The amount that will be paid out will be the face value of the policy minus your outstanding balance. Although a portion of your premiums are diverted to the cash value, insurance companies do allow you to make lump-sum payments to increase the amount of investable cash. However, variable universal life insurance does not offer a guaranteed rate of return since you are responsible for the investment decisions in your portfolio. Since the money that is invested is taken from the premiums, permanent insurance may be a good choice for individuals who have difficulty following a savings plan. Permanent policies do not expire and cannot be cancelled by the company because of changes in your health or age.
For seniors with a modest estate, a $10,000 term policy is usually enough to cover final and medical expenses.
For debts like mortgages, there are policies called decreasing or mortgage term life insurance.

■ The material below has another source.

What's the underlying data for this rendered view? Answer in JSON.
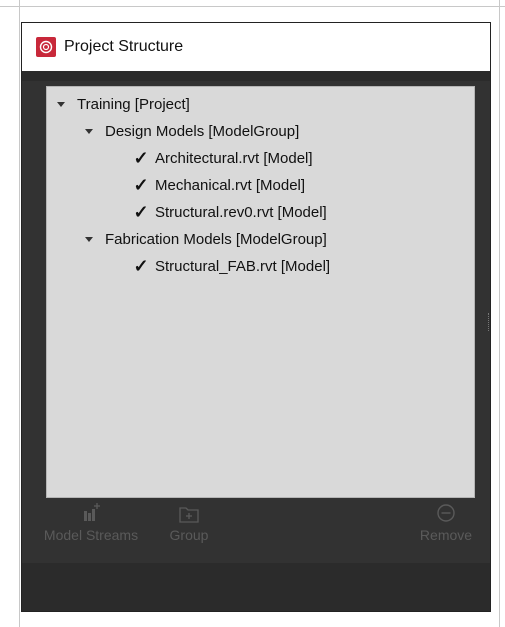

Permanent coverage is a long term investment that is great for retirement planning or saving for a child’s education. Young singles and retired seniors need less than couples with dependent children, a mortgage, credit card bills, and tuition costs. Variable whole life is complicated because it is not just life insurance, but a combination of a death benefit, and a cash savings component. Knowing how much in taxes would be due can aid in the decision to maintain or abandon the policy. Said another way, it may make sense to pay the insurance company a little bit of money (for now) to avoid paying Uncle Sam a lot of money (right now). Upon completion of the certificate, Jon will be sitting for the Certified Financial Planner (CFP®) Examination Requirement. It focuses on life insurance as an important asset and foundation to an intelligent financial plan. The illustration suggests to the buyer a view of how the policy’s values might look in the future through economic enhancements that exceed its guaranteed pricing elements.
This practice is consistent in the companies’ ability to allocate excess interest crediting rates on UL policies and dividends on participating Whole Life products.
Because life insurance can provide financial security over generations, it is critical to look to the company for its stability, quality products, customer service, and the knowledgeable expertise of its financial representatives. A prospectus containing this and other important information can be obtained from a sales associate or by calling 1-800-441-6455 begin_of_the_skype_highlighting              1-800-441-6455      end_of_the_skype_highlighting. May of the top burial and funeral insurance policies are issued as this type of life insurance. Finally, the cash value can even be used to cover premium payments when you’re on a tight budget due to decreased earnings.
Similarly, despite providing a fixed death benefit, policyholders are able to decrease or increase (with proof of continued insurability) the death benefit to fit their financial needs. Overall, variable universal life policies are best for people with experience in financial markets and investment strategies. The only difference is – do you really need life insurance coverage at the age of 60, 65, 70, 75 or 80 and do you want to continue paying premiums well into your retirement?